|[AMRadio] Is the novelty of the "new" 40mbandwearing|
alsan19420 at hotmail.com
Thu Apr 23 21:54:02 EDT 2009
I agree. Just get on and talk to as many as will respond. Our frequencies are still in jepordy.
> From: k4kyv at charter.net
> To: amradio at mailman.qth.net
> Date: Thu, 23 Apr 2009 16:26:52 -0500
> Subject: Re: [AMRadio] Is the novelty of the "new" 40mbandwearing
> > Probably the best way to attack this situation is, all of us who
> > can, use all frequencies available. I am a extra so when I go into
> > the shack to check for activity, I tune to 7.280-95 then down to
> > 7.160 to see who is on the air. I don't make a decision about who
> > to talk with by frequency.
> > So if there is a good signal on 7.293, I will be there. I urge
> > others to do the same and those who are Generals to upgrade if they
> > choose. Personally I was a General (Conditional class) from 1956
> > until 1973 and saw nothing bad about it. I did the upgrade in 1973
> > because of the possibility of Incentive Licensing restrictions.
> > Then I went to Advanced and stayed there until the next round of the
> > FCC actions about licenses in 2000. I decided to get the Extra
> > because I was tired of them fooling with my frequencies and
> > privileges.
> > So if someone doesn't want to change license class that is just
> > great with me. As I said I don't make my decisions about my
> > conversations by license class but by signal strength and quality.
> > Knowing most of the people who posted to this discussion topic, I
> > don't believe it was meant to be exclusionary, just an attempt to
> > promote activity and to use frequencies most AM operators haven't
> > been using for quite a while. Welcome aboard to all.
> > Jim/W5JO
> I don't know why they even bother to keep the US amateur bands segmented
> with all these subbands and sub-sub bands. The whole concept of incentive
> licensing was obviously abandoned long, long ago; even the ARRL now publicly
> admits that amateur radio is no longer a technically oriented endeavour but
> a "communicator's hobby". The League even took most of the technical stuff
> out of QST and squirreled it away in that separate publication that even
> full members have to pay extra for, QEX, based on the notion that the
> majority of QST readers would have no interest in technical articles. Not
> only did incentive licensing prove to be a dismal falure in terms of its
> stated purpose, which was to enhance the technical knowledge and skills of
> the amateur radio population, if anything, IL after it went into effect in
> 1968, *accelerated* the demise of technical experimentation, home-building
> and AM phone. Just look back at any of the amateur radio magazines of the
> pre-inncentive licensing era, 73, CQ, Ham Radio or QST, and compare the
> content to what you see in CQ or QST to-day.

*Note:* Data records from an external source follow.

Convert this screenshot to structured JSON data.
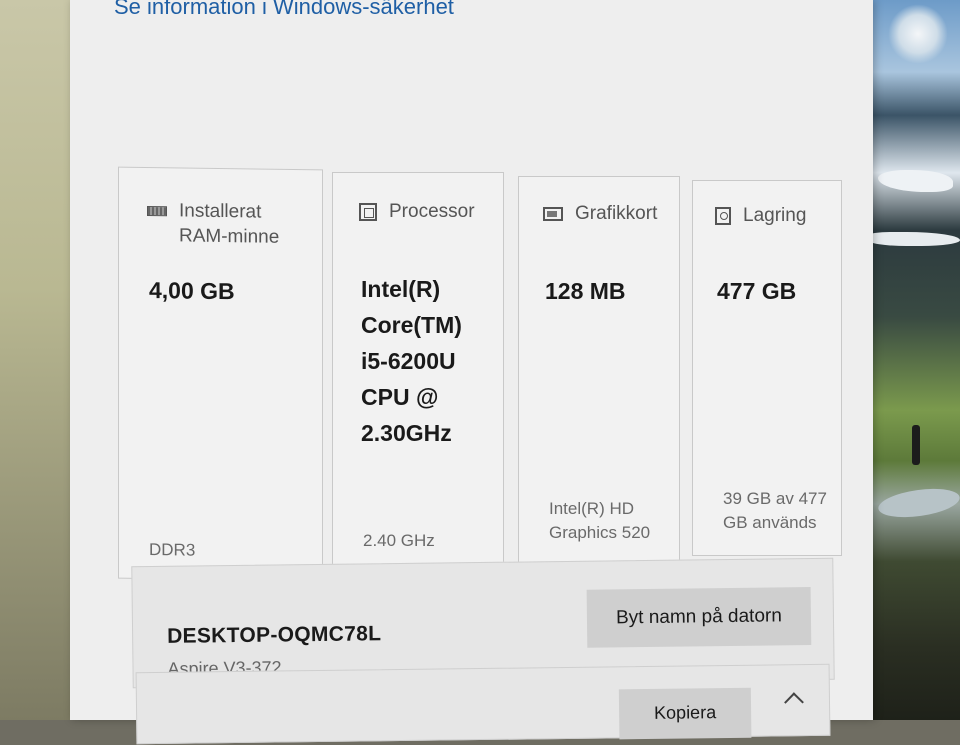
{
  "security_link": "Se information i Windows-säkerhet",
  "specs": [
    {
      "label_line1": "Installerat",
      "label_line2": "RAM-minne",
      "icon": "ram-icon",
      "value": "4,00 GB",
      "sub": "DDR3"
    },
    {
      "label_line1": "Processor",
      "icon": "cpu-icon",
      "value_lines": [
        "Intel(R)",
        "Core(TM)",
        "i5-6200U",
        "CPU @",
        "2.30GHz"
      ],
      "sub": "2.40 GHz"
    },
    {
      "label_line1": "Grafikkort",
      "icon": "gpu-icon",
      "value": "128 MB",
      "sub_lines": [
        "Intel(R) HD",
        "Graphics 520"
      ]
    },
    {
      "label_line1": "Lagring",
      "icon": "storage-icon",
      "value": "477 GB",
      "sub_lines": [
        "39 GB av 477",
        "GB används"
      ]
    }
  ],
  "device": {
    "name": "DESKTOP-OQMC78L",
    "model": "Aspire V3-372",
    "rename_button": "Byt namn på datorn"
  },
  "copy_button": "Kopiera"
}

> Due to the present sub-band/sub-sub-band structure, large segments of every
> HF band have turned into vast wastelands with no US activity, period, while
> other segments remain overly congested, and much of the spectrum where phone
> is used world-wide remains off limits to US hams and US hams only. It
> reminds me of the Jim Crow South in the pre-civil rights era: when using
> phone US hams are relegated to the back of the bus.
> We should simply go the way of Canada, UK and many other countries round the
> world that have only a couple of classes of licence, offering "limited" and
> "full" privileges. The limited entry level class would have limited
> privileges not based on band segments, but perhaps based on maximum power
> level and/or access only to certain bands or modes. That was the way it
> actually was prior to 1968, when we had Novice (very limited CW privileges),
> Technician (all privileges above a certain VHF/UHF frequency), and General
> (full amateur privileges). Our sub-bands and sub-sub-bands based on such a
> complex matrix of operator class and modes of emission is nothing short of
> ridiculous, and no such a thing exists anywhere else in the world.
> Don k4kyv
> This message was typed using the DVORAK keyboard layout.